|Cloud moving in over Oxbow Outlet, Oil on canvasboard, 16X20|
I stopped to see my pal Jamie Grossman last week, and we fell into a conversation about sketchbooks. We both use them religiously, but (unlike Jamie) I tend to use the cheapest sketchbooks available and fill them with scribbled notes. Ever generous, Jamie gave me a Stillman & Birn Alpha Series sketchbook and suggested I try using it with watercolors, gel pens, acrylics, or ink instead of simply drawing with a pencil or graphite stick.
|Sketch #1, from the seat of my car.|
Jamie does lovely sketchbooks that hover on the line of being artist’s books—very lovely, very lively. I’m not interested in going there, but I can see the value in doing color sketches instead of pencil sketches. And all mental stretches are a good thing, right?
|Balanced sketchbook on top
of my pochade box.
I like to sketch whenever I have to sit, so I brought it with me to church last Sunday. However, a dynamic young rapper named CuevasWalker was preaching, and he defied capture in any form except the loosest gesture drawing.
I am in a self-imposed hermitage this week, which seems like the perfect opportunity to test Jamie’s idea. I brought only a #2 pencil and a Cotman pocket watercolor kit (with its one brush). My reasoning is that if my sketch kit expands beyond what I can put in my pocket, it’s useless.

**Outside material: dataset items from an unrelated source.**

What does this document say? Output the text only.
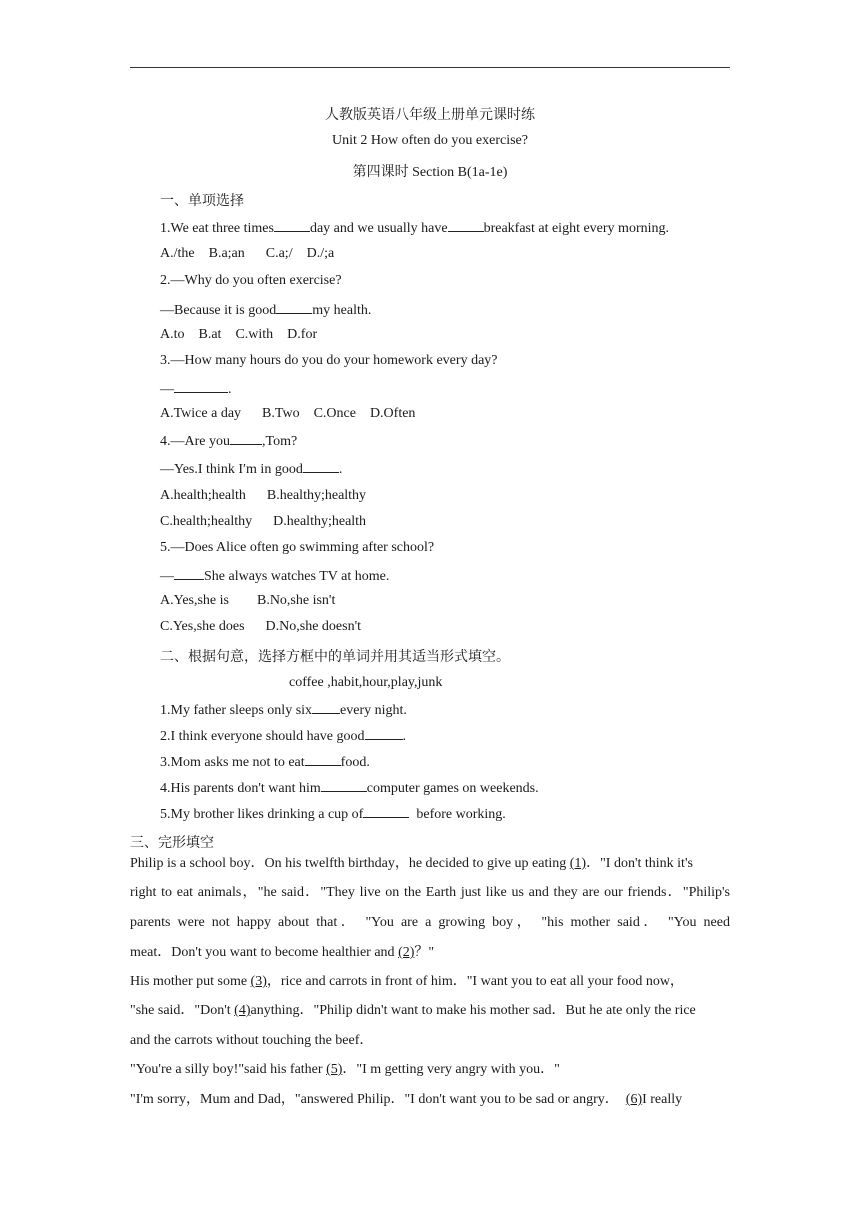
人教版英语八年级上册单元课时练
Unit 2 How often do you exercise?
第四课时 Section B(1a-1e)
一、单项选择
1.We eat three times	day and we usually have	breakfast at eight every morning.
A./the    B.a;an      C.a;/    D./;a
2.—Why do you often exercise?
—Because it is good	my health.
A.to    B.at    C.with    D.for
3.—How many hours do you do your homework every day?
—	.
A.Twice a day      B.Two    C.Once    D.Often
4.—Are you ,Tom?
—Yes.I think I′m in good	.
A.health;health      B.healthy;healthy
C.health;healthy      D.healthy;health
5.—Does Alice often go swimming after school?
— She always watches TV at home.
A.Yes,she is        B.No,she isn't
C.Yes,she does      D.No,she doesn't
二、根据句意，选择方框中的单词并用其适当形式填空。
coffee ,habit,hour,play,junk
1.My father sleeps only six every night.
2.I think everyone should have good	.
3.Mom asks me not to eat	food.
4.His parents don't want him	computer games on weekends.
5.My brother likes drinking a cup of	before working.
三、完形填空
Philip is a school boy．On his twelfth birthday，he decided to give up eating (1)．"I don't think it's
right to eat animals，"he said．"They live on the Earth just like us and they are our friends．"Philip's
parents were not happy about that． "You are a growing boy， "his mother said． "You need
meat．Don't you want to become healthier and (2)？"
His mother put some (3)，rice and carrots in front of him．"I want you to eat all your food now，
"she said．"Don't (4)anything．"Philip didn't want to make his mother sad．But he ate only the rice
and the carrots without touching the beef．
"You're a silly boy!"said his father (5)．"I m getting very angry with you．"
"I'm sorry，Mum and Dad，"answered Philip．"I don't want you to be sad or angry．  (6)I really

|Sketch #2. I still can’t bring myself to
paint across the spread like Jamie does…
Obstacle number one was apparent as soon as I reached my location: sketchbooks don’t fit on easels; they need to be balanced. My first sketch, therefore, was done from the driver’s seat of my trusty Prius—and I worked very fast because I was parked in a fire lane.
I tried again, balancing the sketchbook on top of my pochade box. That worked just fine, but I don’t think this sketch told me more about my composition than a pencil drawing would have.

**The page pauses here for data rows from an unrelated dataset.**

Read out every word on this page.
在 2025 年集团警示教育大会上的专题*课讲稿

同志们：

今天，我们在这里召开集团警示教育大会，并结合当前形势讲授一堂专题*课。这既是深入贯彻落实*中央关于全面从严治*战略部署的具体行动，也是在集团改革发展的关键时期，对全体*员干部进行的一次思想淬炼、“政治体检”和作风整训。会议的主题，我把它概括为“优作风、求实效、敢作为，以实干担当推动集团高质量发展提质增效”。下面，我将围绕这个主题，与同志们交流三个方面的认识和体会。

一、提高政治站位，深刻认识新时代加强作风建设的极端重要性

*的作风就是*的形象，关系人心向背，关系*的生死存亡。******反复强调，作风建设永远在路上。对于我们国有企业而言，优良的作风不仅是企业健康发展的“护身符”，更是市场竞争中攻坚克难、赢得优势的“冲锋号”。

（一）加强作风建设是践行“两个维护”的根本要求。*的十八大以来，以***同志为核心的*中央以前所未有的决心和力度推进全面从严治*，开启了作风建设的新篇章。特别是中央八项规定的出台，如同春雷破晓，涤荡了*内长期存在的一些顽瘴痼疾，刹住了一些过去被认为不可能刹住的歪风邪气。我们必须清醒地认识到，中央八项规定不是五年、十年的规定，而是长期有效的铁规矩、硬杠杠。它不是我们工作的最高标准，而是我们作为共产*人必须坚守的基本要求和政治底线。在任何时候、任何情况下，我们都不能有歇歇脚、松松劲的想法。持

|Bug repellent… a necessity in
the spring in the Adirondacks.
Then I moved to oils. And that ended up being one of those transcendent experiences where one is totally engrossed in the process of painting, and whether it turns out well is immaterial (although, looking at these sketches, I do wish I’d worked from my original vantage point).
I will try this process again today. Marilyn Fairman joins me to paint for two days. I’m both excited to paint with her and sad to see the solitude end.
P.S. Sorry about my month’s absence. We were marrying off our eldest, and that was an amazing project in itself, one which left no time for other creative ventures.